Das Museum Ludwig in Köln widmet Sigmar Polke unter dem Titel "Alibis" eine Werkschau

Von Christoph Driessen | dpa | Neue Westfälische


Sigmar Polke - nach dpa-foto
Eigentlich dürfte es die Sigmar-Polke-Ausstellung im Kölner Museum Ludwig gar nicht geben. Denn Polke hat sich sein ganzes Leben lang lustig gemacht über den Geniekult des Kunstbetriebs. "Höhere Wesen befahlen: rechte obere Ecke schwarz malen!" heißt sein bekanntestes Bild. Deshalb entbehrt es nicht einer gewissen Ironie, wenn er nun selbst als begnadeter Ausnahmekünstler gefeiert wird.

Die Ausstellung ist die erste Retrospektive seit Polkes Tod vor fünf Jahren. In abgewandelter Form war sie zuvor im Museum of Modern Art in New York und in der Tate Gallery in London zu sehen, den beiden wichtigsten Museen für moderne und zeitgenössische Kunst überhaupt.

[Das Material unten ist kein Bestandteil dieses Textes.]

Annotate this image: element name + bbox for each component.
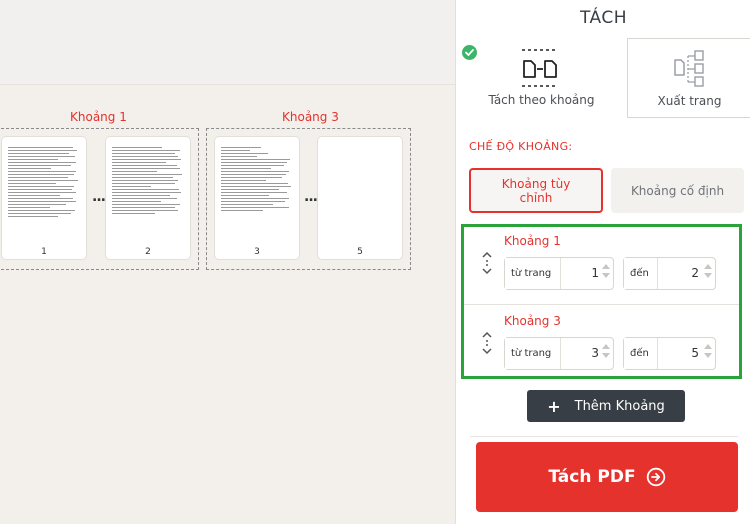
page-number: 3 [254, 247, 260, 257]
tab-extract-pages[interactable]: Xuất trang [627, 38, 750, 118]
split-range-icon [522, 49, 558, 87]
from-page-input[interactable]: từ trang 3 [504, 337, 614, 370]
ranges-list: Khoảng 1 từ trang 1 đến 2 Khoảng 3 từ tr… [461, 224, 742, 379]
page-text-lines [112, 147, 184, 241]
from-page-stepper[interactable] [602, 342, 610, 364]
page-number: 2 [145, 247, 151, 257]
range-title: Khoảng 1 [504, 234, 561, 248]
range-mode-label: CHẾ ĐỘ KHOẢNG: [469, 140, 573, 153]
page-text-lines [221, 147, 293, 241]
sidebar-title: TÁCH [579, 8, 628, 28]
custom-range-button[interactable]: Khoảng tùy chỉnh [469, 168, 603, 213]
page-number: 1 [41, 247, 47, 257]
plus-icon: + [547, 396, 561, 416]
tab-split-by-range-label: Tách theo khoảng [488, 93, 595, 107]
fixed-range-button[interactable]: Khoảng cố định [611, 168, 744, 213]
fixed-range-label: Khoảng cố định [630, 183, 725, 198]
range-title: Khoảng 3 [504, 314, 561, 328]
from-page-input[interactable]: từ trang 1 [504, 257, 614, 290]
split-mode-tabs: Tách theo khoảng Xuất trang [456, 38, 750, 118]
page-thumbnail[interactable]: 2 [106, 137, 190, 259]
page-text-lines [8, 147, 80, 241]
page-thumbnail[interactable]: 1 [2, 137, 86, 259]
preview-range-1-label: Khoảng 1 [70, 110, 127, 124]
range-row: Khoảng 1 từ trang 1 đến 2 [464, 227, 739, 305]
from-page-prefix: từ trang [505, 338, 561, 369]
preview-toolbar-area [0, 0, 455, 85]
to-page-value: 2 [691, 266, 699, 280]
split-pdf-button[interactable]: Tách PDF [476, 442, 738, 512]
from-page-prefix: từ trang [505, 258, 561, 289]
arrow-right-circle-icon [646, 467, 665, 487]
to-page-stepper[interactable] [704, 342, 712, 364]
split-options-sidebar: TÁCH Tách theo khoảng Xuất trang CHẾ ĐỘ … [455, 0, 750, 524]
to-page-stepper[interactable] [704, 262, 712, 284]
preview-range-1-group[interactable]: 1 ... 2 [0, 128, 199, 270]
pages-ellipsis: ... [92, 189, 106, 205]
add-range-label: Thêm Khoảng [574, 398, 665, 414]
to-page-prefix: đến [624, 258, 658, 289]
from-page-value: 3 [591, 346, 599, 360]
preview-range-3-label: Khoảng 3 [282, 110, 339, 124]
preview-range-3-group[interactable]: 3 ... 5 [206, 128, 411, 270]
to-page-prefix: đến [624, 338, 658, 369]
to-page-value: 5 [691, 346, 699, 360]
page-thumbnail[interactable]: 3 [215, 137, 299, 259]
extract-pages-icon [674, 50, 704, 87]
range-row: Khoảng 3 từ trang 3 đến 5 [464, 305, 739, 383]
add-range-button[interactable]: + Thêm Khoảng [527, 390, 685, 422]
page-number: 5 [357, 247, 363, 257]
custom-range-label: Khoảng tùy chỉnh [501, 176, 571, 205]
from-page-value: 1 [591, 266, 599, 280]
tab-extract-pages-label: Xuất trang [657, 94, 722, 108]
reorder-handle-icon[interactable] [481, 251, 493, 275]
pages-ellipsis: ... [304, 189, 318, 205]
reorder-handle-icon[interactable] [481, 331, 493, 355]
check-icon [462, 45, 477, 60]
page-thumbnail[interactable]: 5 [318, 137, 402, 259]
split-pdf-label: Tách PDF [548, 467, 636, 487]
preview-area: Khoảng 1 1 ... 2 Khoảng 3 3 ... 5 [0, 0, 455, 524]
to-page-input[interactable]: đến 2 [623, 257, 716, 290]
from-page-stepper[interactable] [602, 262, 610, 284]
tab-split-by-range[interactable]: Tách theo khoảng [456, 38, 627, 118]
to-page-input[interactable]: đến 5 [623, 337, 716, 370]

Dies zeigt schon den Stellenwert Polkes. Die Kölner Ausstellung geht über New York und London hinaus, indem sie Polke nicht nur als Maler zeigt, sondern als einen Künstler, der mit allen möglichen Medien arbeitete, vor allem auch mit Foto und Film.

Polke hat in Köln den Großteil seines Lebens verbracht, ebenso wie sein Studienfreund Gerhard Richter. Doch während dieser geradezu schüchtern ist, war Polke eine respekteinflößende Erscheinung. Ein großer Mann, der einen Raum sofort dominierte - so schildern ihn diejenigen, die ihn erlebt haben. Richter selbst sagte: "Polke war extremer als ich. In den 1970er Jahren war Polke dann in einer ganz anderen Szene als ich und nahm auch Drogen." Damals zerbrach die Künstlerfreundschaft. Legendär sind Polkes schlechten Manieren. 

Die englische Zeitung The Guardian verbreitete vor ein paar Jahren eine Geschichte, wonach er sich einmal, als einige stinkreiche Sammler sein Atelier besuchten, von hinten angeschlichen und einem von ihnen gegen den Mantel gepinkelt hatte. Ein anderes Mal zerriss er die Grafiken, die ein Sammler gerne kaufen wollte, vor dessen Augen. "Die magst du doch so gerne", sagte er dabei.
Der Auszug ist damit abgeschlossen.